An Apple spokesman had no immediate comment. …

Sloane said a related issue is how the 60.9 cents the recording label has left after it pays the music publisher should be divided between the recording label and the artist. If downloads are treated as licensing agreements, the 60.9 cents would be split equally, Sloane said. But if a download is treated as a sale, which is typical, the artist only gets a royalty, or a much smaller share of the 60.9 cents, he said.

We’re sure this isn’t the first time that Apple will be caught in the crossfire between labels and artists, as everyone tries to grab as much money as they can before the lights, finally, go out. But at least Eminem has someone else to be mad at on his next album aside from Kim Mathers, now, right?

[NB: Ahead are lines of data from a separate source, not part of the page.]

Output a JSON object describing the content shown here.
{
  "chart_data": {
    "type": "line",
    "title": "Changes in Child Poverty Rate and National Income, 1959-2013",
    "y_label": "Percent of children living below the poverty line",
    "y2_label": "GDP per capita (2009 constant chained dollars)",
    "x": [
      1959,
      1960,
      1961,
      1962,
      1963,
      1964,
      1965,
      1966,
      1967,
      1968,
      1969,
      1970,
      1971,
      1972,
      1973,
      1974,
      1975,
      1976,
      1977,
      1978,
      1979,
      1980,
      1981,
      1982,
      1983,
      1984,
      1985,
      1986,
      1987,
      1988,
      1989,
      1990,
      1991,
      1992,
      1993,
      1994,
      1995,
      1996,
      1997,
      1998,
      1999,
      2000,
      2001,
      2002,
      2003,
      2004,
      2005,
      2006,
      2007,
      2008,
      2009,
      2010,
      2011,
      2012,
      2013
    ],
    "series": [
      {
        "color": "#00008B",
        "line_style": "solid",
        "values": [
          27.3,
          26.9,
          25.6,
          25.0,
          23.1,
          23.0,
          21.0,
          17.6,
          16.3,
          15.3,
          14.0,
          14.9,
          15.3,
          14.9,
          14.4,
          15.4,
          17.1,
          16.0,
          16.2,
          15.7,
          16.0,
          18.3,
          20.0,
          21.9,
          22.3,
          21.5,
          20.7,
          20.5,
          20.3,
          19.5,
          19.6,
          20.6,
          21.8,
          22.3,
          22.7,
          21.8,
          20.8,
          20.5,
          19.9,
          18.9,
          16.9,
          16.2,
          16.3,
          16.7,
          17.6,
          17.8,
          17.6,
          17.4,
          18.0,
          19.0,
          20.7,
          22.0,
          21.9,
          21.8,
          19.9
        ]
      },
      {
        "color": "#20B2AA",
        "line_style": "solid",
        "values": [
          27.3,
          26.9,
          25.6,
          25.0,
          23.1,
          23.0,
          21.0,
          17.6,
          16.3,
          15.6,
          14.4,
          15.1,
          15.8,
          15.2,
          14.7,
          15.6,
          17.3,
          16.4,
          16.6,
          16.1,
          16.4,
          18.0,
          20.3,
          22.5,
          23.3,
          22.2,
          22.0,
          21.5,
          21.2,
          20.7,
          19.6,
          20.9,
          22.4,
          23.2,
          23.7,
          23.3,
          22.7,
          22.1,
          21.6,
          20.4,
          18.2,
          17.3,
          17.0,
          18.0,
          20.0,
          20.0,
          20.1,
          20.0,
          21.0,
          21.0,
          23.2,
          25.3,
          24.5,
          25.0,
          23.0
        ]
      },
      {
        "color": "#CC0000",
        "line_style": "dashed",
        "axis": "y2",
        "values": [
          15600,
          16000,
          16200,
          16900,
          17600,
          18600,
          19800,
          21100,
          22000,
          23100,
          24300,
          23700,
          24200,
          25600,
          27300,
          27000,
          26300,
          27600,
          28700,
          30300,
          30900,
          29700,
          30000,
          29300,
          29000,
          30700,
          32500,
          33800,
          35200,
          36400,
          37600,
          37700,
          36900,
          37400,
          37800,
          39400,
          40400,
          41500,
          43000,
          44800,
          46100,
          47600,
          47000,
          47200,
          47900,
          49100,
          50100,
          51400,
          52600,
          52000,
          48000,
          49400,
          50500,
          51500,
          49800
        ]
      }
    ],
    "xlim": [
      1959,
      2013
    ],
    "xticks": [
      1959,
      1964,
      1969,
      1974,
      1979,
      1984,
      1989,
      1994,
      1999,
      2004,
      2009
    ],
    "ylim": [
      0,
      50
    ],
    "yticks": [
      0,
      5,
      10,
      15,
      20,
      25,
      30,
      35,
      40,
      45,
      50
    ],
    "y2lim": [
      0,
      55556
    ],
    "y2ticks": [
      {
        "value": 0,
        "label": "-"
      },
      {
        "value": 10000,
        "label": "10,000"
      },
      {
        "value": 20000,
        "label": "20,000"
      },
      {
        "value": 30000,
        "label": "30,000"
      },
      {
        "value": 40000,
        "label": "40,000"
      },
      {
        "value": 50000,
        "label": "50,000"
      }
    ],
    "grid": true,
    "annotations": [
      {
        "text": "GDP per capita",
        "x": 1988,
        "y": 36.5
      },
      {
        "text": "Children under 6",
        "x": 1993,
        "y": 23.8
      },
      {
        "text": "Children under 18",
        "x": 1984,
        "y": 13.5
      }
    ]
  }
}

Eminem suit targets Apple [Detroit News]

  1. Phineas Poe

    Steve Jobs is gonna find out you just don’t fuck around with peeps from the 313.

  2. Nicolars

    @Phineas Poe: More like 248 these days!

  3. Phineas Poe

    @Nicolars: Yeah, north of 8 mile.

  4. AquaLung

    This guy needs to go away forever on the same island with Michael Jackson, Kid Rock, Scott Stapp, Pete Wentz and every member of any reality show.

    Lose yourself indeed.

  5. Chris Molanphy

    This is total bullshit — in years past (2003 and 2005) Eminem benefited from not one, but two iTunes commercials using his music, one of which promoted his new album. Clearly he’s authorized this before, and if he didn’t, this lawsuit is awfully suey-come-lately.

  6. DeeW

    Let me get this straight: Apple is getting paid more than the artists?! No way! I wanna hang out with the dude who wrote Apple’s contract cuz he/she is a genius!

  7. janine

    This is about more than Eminem, no? If the contract doesn’t stipulate terms for digital downloads, why shouldn’t an artist try to negotiate those terms specifically? Especially when you consider that downloads are becoming a bigger and bigger chunk of the pie. I read this as giving an even bigger lie to the idea that iTunes and other legal download sites are for the protection of the artist. I forgot, this is a post Kelly Clarkson world where record companies are our heroes.

  8. queensissy

    Erm, whether this is a download or a sale, I think the industry agrees that the publishing is subject to a mechanical license (see the $0.091 cent rate, which is stat mechanical). Good luck trying to deny a mechanical license, Eight Mile Style…

  9. Wally

    The lawyers are going to love this case. The litigation should last for years, and it will cost Eminem all the money that he would have gotten if he had accepted the royalties that Apple is willing to offer him now.